Thursday 19 January 2012

The Working Woman


Through my research (googling) of women taking the role of working mother versus housewife I came up with some very surprising, very interesting conclusions concerning the topic of the “working woman”. This is a basic summary of what I found though of course there are always exceptions.

From the time of Christ (and certainly since the beginning of time) up until the 1700s women did not work outside the home. They were employed to sew and take care of the children. Their education also consisted of basic reading and writing skills (varying over the ages depending on the era ie in the dark ages it was mostly only the wealthy and the monks who were educated). Women took care of their homes.

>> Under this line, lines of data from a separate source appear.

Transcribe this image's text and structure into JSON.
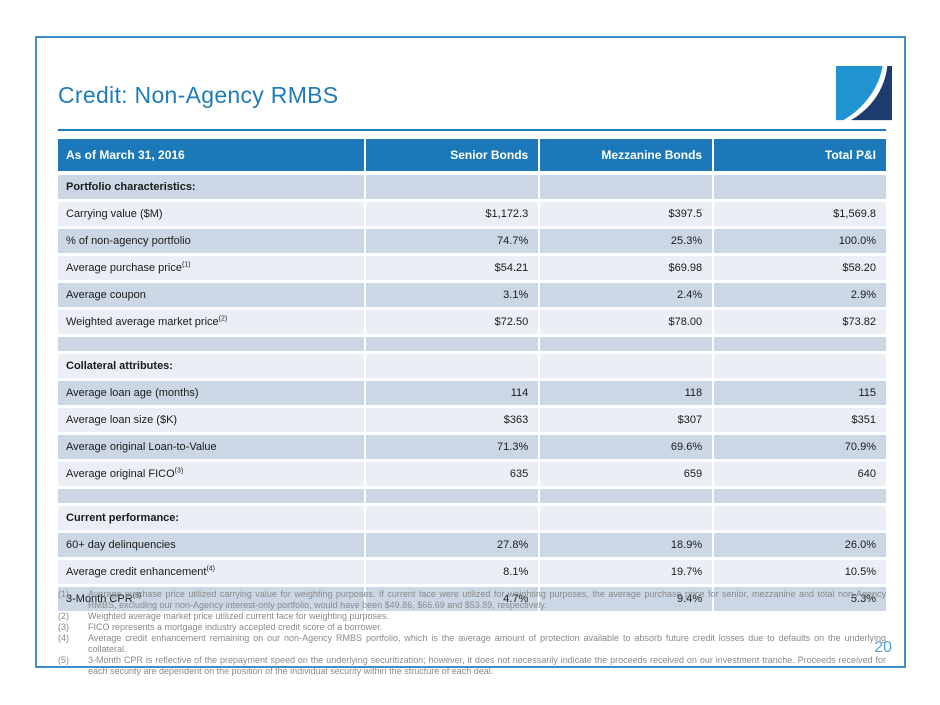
{
  "slide": {
    "title": "Credit: Non-Agency RMBS",
    "page_number": "20"
  },
  "colors": {
    "accent_blue": "#1f7cbb",
    "header_bg": "#1b79b9",
    "row_dark": "#ccd7e5",
    "row_light": "#eaeef5",
    "logo_light": "#2293d2",
    "logo_navy": "#1c3c6d",
    "footnote_gray": "#8a8a8a",
    "page_number_blue": "#58a3d9",
    "border_blue": "#3f8ec6"
  },
  "table": {
    "header": [
      "As of March 31, 2016",
      "Senior Bonds",
      "Mezzanine Bonds",
      "Total P&I"
    ],
    "rows": [
      {
        "type": "section",
        "label": "Portfolio characteristics:"
      },
      {
        "type": "data",
        "label": "Carrying value ($M)",
        "values": [
          "$1,172.3",
          "$397.5",
          "$1,569.8"
        ]
      },
      {
        "type": "data",
        "label": "% of non-agency portfolio",
        "values": [
          "74.7%",
          "25.3%",
          "100.0%"
        ]
      },
      {
        "type": "data",
        "label": "Average purchase price",
        "sup": "(1)",
        "values": [
          "$54.21",
          "$69.98",
          "$58.20"
        ]
      },
      {
        "type": "data",
        "label": "Average coupon",
        "values": [
          "3.1%",
          "2.4%",
          "2.9%"
        ]
      },
      {
        "type": "data",
        "label": "Weighted average market price",
        "sup": "(2)",
        "values": [
          "$72.50",
          "$78.00",
          "$73.82"
        ]
      },
      {
        "type": "spacer"
      },
      {
        "type": "section",
        "label": "Collateral attributes:"
      },
      {
        "type": "data",
        "label": "Average loan age (months)",
        "values": [
          "114",
          "118",
          "115"
        ]
      },
      {
        "type": "data",
        "label": "Average loan size ($K)",
        "values": [
          "$363",
          "$307",
          "$351"
        ]
      },
      {
        "type": "data",
        "label": "Average original Loan-to-Value",
        "values": [
          "71.3%",
          "69.6%",
          "70.9%"
        ]
      },
      {
        "type": "data",
        "label": "Average original FICO",
        "sup": "(3)",
        "values": [
          "635",
          "659",
          "640"
        ]
      },
      {
        "type": "spacer"
      },
      {
        "type": "section",
        "label": "Current performance:"
      },
      {
        "type": "data",
        "label": "60+ day delinquencies",
        "values": [
          "27.8%",
          "18.9%",
          "26.0%"
        ]
      },
      {
        "type": "data",
        "label": "Average credit enhancement",
        "sup": "(4)",
        "values": [
          "8.1%",
          "19.7%",
          "10.5%"
        ]
      },
      {
        "type": "data",
        "label": "3-Month CPR",
        "sup": "(5)",
        "values": [
          "4.7%",
          "9.4%",
          "5.3%"
        ]
      }
    ]
  },
  "footnotes": [
    {
      "num": "(1)",
      "text": "Average purchase price utilized carrying value for weighting purposes. If current face were utilized for weighting purposes, the average purchase price for senior, mezzanine and total non-Agency RMBS, excluding our non-Agency interest-only portfolio, would have been $49.86, $66.69 and $53.89, respectively."
    },
    {
      "num": "(2)",
      "text": "Weighted average market price utilized current face for weighting purposes."
    },
    {
      "num": "(3)",
      "text": "FICO represents a mortgage industry accepted credit score of a borrower."
    },
    {
      "num": "(4)",
      "text": "Average credit enhancement remaining on our non-Agency RMBS portfolio, which is the average amount of protection available to absorb future credit losses due to defaults on the underlying collateral."
    },
    {
      "num": "(5)",
      "text": "3-Month CPR is reflective of the prepayment speed on the underlying securitization; however, it does not necessarily indicate the proceeds received on our investment tranche. Proceeds received for each security are dependent on the position of the individual security within the structure of each deal."
    }
  ]
}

According to the writings of Jane Austen which focuses on life in the late 1700s and early 1800s women did not work. At best a woman without inheritance or who didn’t marry into wealth would become a governess (a type of live-in teacher) who educated the children of wealthy families in geography, literature, foreign languages and accomplishments such as the pianoforte or painting. Higher education was not available to women and at this time women were under the care of either their fathers or their husbands. They had no social or marital responsibility to work and earn a living.

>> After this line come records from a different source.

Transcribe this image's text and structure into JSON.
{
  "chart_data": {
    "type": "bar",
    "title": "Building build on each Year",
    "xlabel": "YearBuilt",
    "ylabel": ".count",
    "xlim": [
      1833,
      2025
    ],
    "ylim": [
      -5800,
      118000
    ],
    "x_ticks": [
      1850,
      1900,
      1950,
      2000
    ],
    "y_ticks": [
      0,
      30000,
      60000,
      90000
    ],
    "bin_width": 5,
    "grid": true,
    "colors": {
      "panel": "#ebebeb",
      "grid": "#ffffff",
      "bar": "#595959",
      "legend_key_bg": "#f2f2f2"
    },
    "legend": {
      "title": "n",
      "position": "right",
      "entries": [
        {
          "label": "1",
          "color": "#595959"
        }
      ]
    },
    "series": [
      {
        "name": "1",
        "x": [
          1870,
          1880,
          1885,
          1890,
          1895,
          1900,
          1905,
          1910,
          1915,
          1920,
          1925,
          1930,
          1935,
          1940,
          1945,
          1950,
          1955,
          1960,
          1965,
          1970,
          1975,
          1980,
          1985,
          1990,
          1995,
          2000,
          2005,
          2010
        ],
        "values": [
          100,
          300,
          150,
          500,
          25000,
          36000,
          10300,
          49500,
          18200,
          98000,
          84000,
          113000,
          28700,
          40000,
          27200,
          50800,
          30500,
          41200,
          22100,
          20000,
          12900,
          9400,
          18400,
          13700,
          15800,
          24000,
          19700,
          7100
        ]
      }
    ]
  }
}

The start of women taking paid work came about in 1800s at the start of the industrial revolution. Women moved from the country where they worked on farms to the towns where they worked in factories. These women needed the money and were willing to take low pay in harsh working conditions.  Women still were not working as professionals.

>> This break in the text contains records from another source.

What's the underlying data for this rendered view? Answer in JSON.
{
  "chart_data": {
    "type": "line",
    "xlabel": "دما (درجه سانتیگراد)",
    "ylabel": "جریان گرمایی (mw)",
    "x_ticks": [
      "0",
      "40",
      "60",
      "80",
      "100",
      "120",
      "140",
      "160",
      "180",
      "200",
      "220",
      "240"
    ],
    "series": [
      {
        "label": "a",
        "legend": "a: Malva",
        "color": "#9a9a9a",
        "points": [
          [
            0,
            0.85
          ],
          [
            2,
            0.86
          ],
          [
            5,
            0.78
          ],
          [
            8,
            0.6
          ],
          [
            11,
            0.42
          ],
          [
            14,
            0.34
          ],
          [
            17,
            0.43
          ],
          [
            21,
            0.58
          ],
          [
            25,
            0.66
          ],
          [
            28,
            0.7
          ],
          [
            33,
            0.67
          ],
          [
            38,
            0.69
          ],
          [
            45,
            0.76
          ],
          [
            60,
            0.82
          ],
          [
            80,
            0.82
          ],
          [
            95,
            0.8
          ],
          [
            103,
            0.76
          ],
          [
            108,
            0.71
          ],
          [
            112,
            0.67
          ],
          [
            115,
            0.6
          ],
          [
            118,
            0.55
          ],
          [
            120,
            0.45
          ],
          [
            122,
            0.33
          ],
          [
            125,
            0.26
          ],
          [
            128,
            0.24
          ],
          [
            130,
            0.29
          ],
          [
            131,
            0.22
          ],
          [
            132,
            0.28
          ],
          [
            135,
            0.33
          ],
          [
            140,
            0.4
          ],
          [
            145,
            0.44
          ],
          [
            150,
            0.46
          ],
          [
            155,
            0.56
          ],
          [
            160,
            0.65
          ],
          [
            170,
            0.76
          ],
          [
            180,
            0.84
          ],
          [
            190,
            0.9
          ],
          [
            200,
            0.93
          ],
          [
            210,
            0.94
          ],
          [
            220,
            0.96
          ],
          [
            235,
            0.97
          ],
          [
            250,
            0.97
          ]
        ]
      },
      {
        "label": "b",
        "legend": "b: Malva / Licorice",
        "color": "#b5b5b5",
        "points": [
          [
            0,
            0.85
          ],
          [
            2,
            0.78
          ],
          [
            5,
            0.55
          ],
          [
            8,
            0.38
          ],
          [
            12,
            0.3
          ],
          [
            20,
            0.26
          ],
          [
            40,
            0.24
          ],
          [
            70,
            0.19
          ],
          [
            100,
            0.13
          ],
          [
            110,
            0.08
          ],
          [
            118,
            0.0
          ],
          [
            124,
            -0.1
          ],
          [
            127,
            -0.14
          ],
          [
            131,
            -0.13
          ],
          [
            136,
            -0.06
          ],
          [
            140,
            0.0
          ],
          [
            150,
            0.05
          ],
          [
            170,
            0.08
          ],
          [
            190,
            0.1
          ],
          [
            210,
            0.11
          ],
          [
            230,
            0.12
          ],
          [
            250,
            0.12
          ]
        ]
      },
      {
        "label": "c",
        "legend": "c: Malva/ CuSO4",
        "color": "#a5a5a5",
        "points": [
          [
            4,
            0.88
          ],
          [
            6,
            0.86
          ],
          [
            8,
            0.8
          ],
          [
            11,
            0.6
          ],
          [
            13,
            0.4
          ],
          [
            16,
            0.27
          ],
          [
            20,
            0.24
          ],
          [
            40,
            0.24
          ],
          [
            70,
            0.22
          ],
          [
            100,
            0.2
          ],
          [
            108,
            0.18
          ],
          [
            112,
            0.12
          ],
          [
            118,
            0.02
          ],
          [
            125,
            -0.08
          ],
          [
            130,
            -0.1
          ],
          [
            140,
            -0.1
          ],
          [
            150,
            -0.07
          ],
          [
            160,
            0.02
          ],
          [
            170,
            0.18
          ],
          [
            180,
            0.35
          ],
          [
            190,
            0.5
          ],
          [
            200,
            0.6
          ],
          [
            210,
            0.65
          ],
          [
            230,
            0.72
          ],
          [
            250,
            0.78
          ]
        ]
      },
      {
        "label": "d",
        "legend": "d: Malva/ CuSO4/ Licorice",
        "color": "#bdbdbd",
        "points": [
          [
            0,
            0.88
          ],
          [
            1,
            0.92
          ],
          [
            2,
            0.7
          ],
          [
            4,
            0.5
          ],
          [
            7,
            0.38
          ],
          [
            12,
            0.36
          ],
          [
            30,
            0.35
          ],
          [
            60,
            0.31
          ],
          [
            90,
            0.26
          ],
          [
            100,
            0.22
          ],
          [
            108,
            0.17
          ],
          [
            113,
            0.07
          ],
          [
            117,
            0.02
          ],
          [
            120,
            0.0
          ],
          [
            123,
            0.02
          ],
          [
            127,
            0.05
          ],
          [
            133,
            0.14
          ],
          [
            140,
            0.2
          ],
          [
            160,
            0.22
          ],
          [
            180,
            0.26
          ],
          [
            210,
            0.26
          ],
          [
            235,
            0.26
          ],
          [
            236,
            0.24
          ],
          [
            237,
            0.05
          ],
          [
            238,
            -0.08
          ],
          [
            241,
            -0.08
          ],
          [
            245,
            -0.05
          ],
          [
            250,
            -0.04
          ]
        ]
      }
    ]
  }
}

Up until about the 1950s women worked until they got married and had children. These jobs usually included nursing, teaching or secretarial work. At the start of World War 2 men went off to war and women were left to hold the fort. Labour was short and the government needed women to step into men’s jobs so that economies would not collapse. This seems to have started the trend of mothers leaving home to work, where previously it was mostly single women or widows who would work. This continues today with women taking ever higher paid jobs.

My conclusion is this: women have always been industrious whether they worked to clothe and feed their families or whether they worked outside the home to earn an income. Always industrious and always worthy. With the progression of time women have received better education and more options in terms of career, but at the same time seem to receive less care and regard from the men who should be caring for them. One side of the scale tips up; the other tips down. We pile onto the man's side of the scale and we all sink as a result (higher divorce rate; troubled teens; increased violence)... Again it comes down to masculinity and femininity: there are two sides to the scale. The question is, how does this scale balance in an environment where mothers work; how does it work in the society we have created today?